When I was putting the finishing touches on the 4th edition of my textbook on information retrieval (IR, also known as search) in the domain on biomedicine and health in 2020, I wondered whether the major problems in the field of IR were mostly solved. Retrieval systems such as Google for general Web searching and PubMed for the biomedical literature were robust and mature. One literally had the world’s written knowledge at their fingertips for general and biomedical topics from these systems respectively (even if paywalls did not always allow immediate access to the content).

There were certainly some areas of IR where additional work was needed and important, e.g., search over specific types of content such as social media or, in the case of my own research, electronic health record (EHR) data and text.

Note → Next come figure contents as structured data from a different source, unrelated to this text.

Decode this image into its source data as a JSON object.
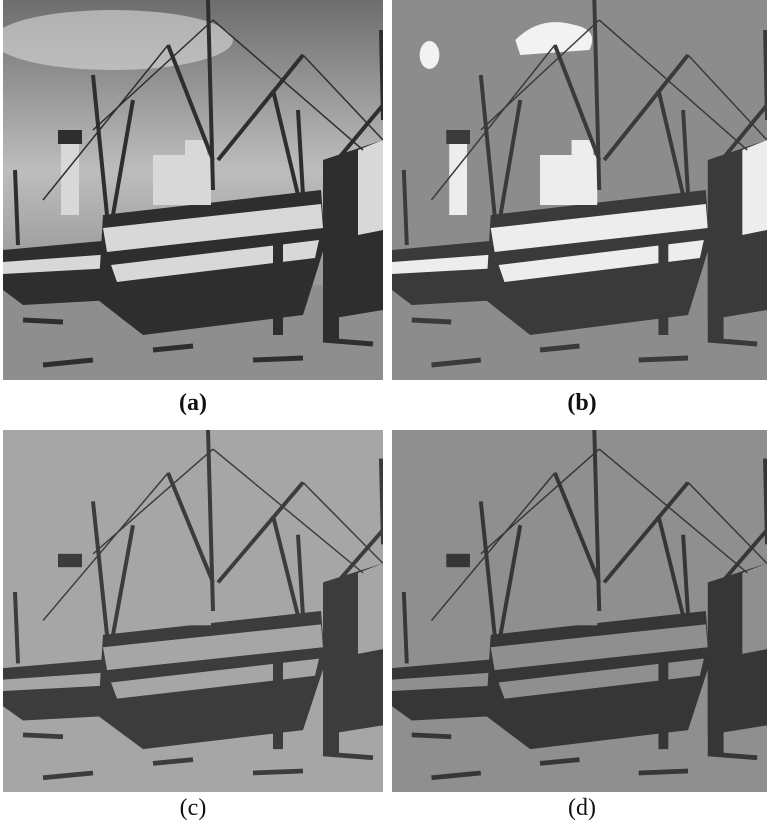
{
  "panels": [
    {
      "label": "(a)"
    },
    {
      "label": "(b)"
    },
    {
      "label": "(c)"
    },
    {
      "label": "(d)"
    }
  ]
}
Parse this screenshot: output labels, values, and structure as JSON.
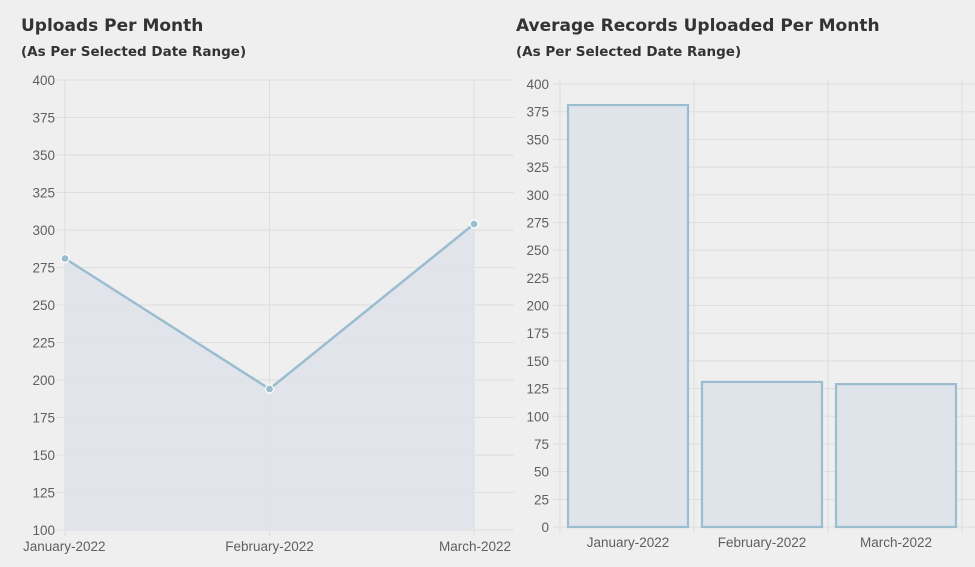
{
  "colors": {
    "background": "#efefef",
    "grid": "#dedede",
    "series_stroke": "#9bbdd0",
    "series_fill": "#dfe3ea",
    "text": "#333333",
    "tick_text": "#5f5f5f"
  },
  "chart_data": [
    {
      "type": "line",
      "title": "Uploads Per Month",
      "subtitle": "(As Per Selected Date Range)",
      "categories": [
        "January-2022",
        "February-2022",
        "March-2022"
      ],
      "values": [
        281,
        194,
        304
      ],
      "ylim": [
        100,
        400
      ],
      "yticks": [
        "400",
        "375",
        "350",
        "325",
        "300",
        "275",
        "250",
        "225",
        "200",
        "175",
        "150",
        "125",
        "100"
      ],
      "fill": true,
      "grid": true,
      "legend": "none"
    },
    {
      "type": "bar",
      "title": "Average Records Uploaded Per Month",
      "subtitle": "(As Per Selected Date Range)",
      "categories": [
        "January-2022",
        "February-2022",
        "March-2022"
      ],
      "values": [
        381,
        131,
        129
      ],
      "ylim": [
        0,
        400
      ],
      "yticks": [
        "400",
        "375",
        "350",
        "325",
        "300",
        "275",
        "250",
        "225",
        "200",
        "175",
        "150",
        "125",
        "100",
        "75",
        "50",
        "25",
        "0"
      ],
      "grid": true,
      "legend": "none"
    }
  ]
}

There were also some nascent advances in the application of machine learning, although the gains in experimental results were more incremental than transformative.

But any staidness of IR was upended by the emergence of generally available generative artificial intelligence (AI) chatbots, based on large language models (LLMs), initially with ChatGPT and soon others to follow. Shortly thereafter came generative AI capabilities added to the two major Web search engines, Microsoft Bing and Google. All of a sudden, searching the Web was transformed in ways that most of us did not see coming.

I recently took advantage of the call for papers for a special issue devoted to ChatGPT and LLMs in biomedicine and health of the flagship journal for the field of informatics, JAMIA, to write a perspective piece on why search is still important, even in the era of generative AI. At least for me, while the answer to my question is important in a search, it is also critical to know where the information came from. In addition, as I am commonly synthesizing my own knowledge and views on a topic, I do not just want a single generative AI answer to my question but rather the source articles and documents so I can compare and contrast different views and develop my own answer.

At the close of the paper, I do acknowledge that there may well be areas of IR where generative AI may have major impact going forward. I know that there is a lot of buzz around retrieval-augmented generation (RAG), although for many of the questions on which I search, I am much more interested in generation-augmented retrieval (GAR?). That is, how can generative AI methods improve the way we search to steer us to the kinds of authoritative, originally sourced information we seek to carry out our work?

The day before the article was published, a reporter who came across my preprint wrote a piece on the impact of AI on search, noting some of the issues I raise with regards to accuracy and authority for search in fields like medicine and in academia.

The paper itself has been published in JAMIA as an Advance Article, Hersh W, Search still matters: information retrieval in the era of generative AI, Journal of the American Medical Informatics Association, 2024, ocae014. Unfortunately, the open-access publishing fee for JAMIA is fairly steep ($4125), especially for a short perspective piece like this, but those wanting to read it can access the preprint that I posted.